FPR2 deficiency attenuates experimental autoimmune encephalomyelitis (EAE) by modulation of DC function and inhibition of Th17 cell development.

Jong-Hyung Lim

Lim, Jong-Hyung
University of Pennsylvania School of Dental Medicine, Department of Basic and Translational Sciences


Formyl peptide receptor 2 (FPR2) is involved in inflammatory processes, being a receptor for formylated peptides and specific pro-resolving mediators (SPK). FPR2 expression is known to increase in the CNS under inflammatory conditions, however, the function of FPR2 in CNS inflammation e.g. in experimental autoimmune encephalomyelitis (EAE), the mouse model of multiple sclerosis (MS) is not fully understood. We here aim to study whether FPR2 plays a critical role in the course of EAE using FPR2-knock out mice.
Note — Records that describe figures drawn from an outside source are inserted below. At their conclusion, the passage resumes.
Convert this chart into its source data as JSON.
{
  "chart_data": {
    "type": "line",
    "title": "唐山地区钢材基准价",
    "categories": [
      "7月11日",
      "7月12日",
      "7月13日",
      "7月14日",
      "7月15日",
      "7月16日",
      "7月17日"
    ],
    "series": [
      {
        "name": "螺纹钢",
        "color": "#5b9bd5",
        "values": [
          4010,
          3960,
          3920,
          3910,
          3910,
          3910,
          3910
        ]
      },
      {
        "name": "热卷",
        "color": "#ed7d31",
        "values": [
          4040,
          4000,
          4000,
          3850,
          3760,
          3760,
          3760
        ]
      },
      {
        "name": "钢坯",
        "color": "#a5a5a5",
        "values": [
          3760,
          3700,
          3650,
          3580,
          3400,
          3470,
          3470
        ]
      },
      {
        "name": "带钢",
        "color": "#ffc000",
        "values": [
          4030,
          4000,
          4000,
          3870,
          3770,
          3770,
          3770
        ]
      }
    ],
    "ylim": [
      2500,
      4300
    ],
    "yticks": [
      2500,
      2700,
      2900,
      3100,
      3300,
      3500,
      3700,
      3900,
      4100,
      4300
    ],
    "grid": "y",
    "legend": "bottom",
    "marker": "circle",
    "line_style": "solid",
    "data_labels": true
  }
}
To induce EAE, mice were immunized with myelin oligodendrocyte glycoprotein 35-55 (MOG35-55) peptides in complete Freund’s adjuvant, and then injected intraperitoneal with pertussis toxin, and monitored the disease progression on a daily basis until the end of analysis. Leukocytes migrated into spinal cords of EAE mice were assessed by flow cytometric analysis. For Th17 analysis, leukocytes isolated from spinal cords of EAE mice were reactivated with MOG cognate antigen peptides and assessed CD4+IL17+ cells by flow cytometric analysis. Bone marrow-derived dendritic cells (BMDCs) were obtained from mouse femurs and activated with LPS, and DC maturation was assessed by flow cytometric analysis. Cell surface expression of MHC II, CD80, CD86 in matured DCs were evaluated by flow cytometry. mRNA for IL-23p19, IL-6, TNFa and iNOS in matured DCs were analyzed by quantitative PCR. Nitrite levels in matured DC culture supernatants were determined by ELISA. For Th17 cell differentiation co-cultured with DCs, naïve CD4+ T cells isolated from mouse spleen were co-cultured with BMDCs in the presence of TGFb and anti-CD3. The amount of IL-17 in the co-culture supernatants was assessed by ELISA.


FPR2 KO mice displayed a delayed onset of EAE compared to WT littermates, which is associated with decreased frequencies of Th17 cells and dendritic cells (DCs) in the inflamed spinal cords at the early phase of disease. Consistently, in vitro study showed that FPR2 is endogenously expressed in DCs and regulates their function (for instance their maturation and inflammatory cytokine production), and consequently to the DC-mediated activation of Th17 development. Interestingly, we found that FPR2 deficiency induces iNOS expression and nitric oxide production in DCs. As nitric oxide is known to regulate Th17 cell development, our finding in in vitro co-culture conditions suggests that reduced Th17 cells due to FPR2 deficiency in DCs are associated with increased nitric oxide.


FPR2 is seemingly involved in several mechanisms of DC function, including DC maturation, cytokines production by DCs, modulation of nitric oxide activity in DCs, thereby leading to promotion of Th17 differentiation and CNS inflammation.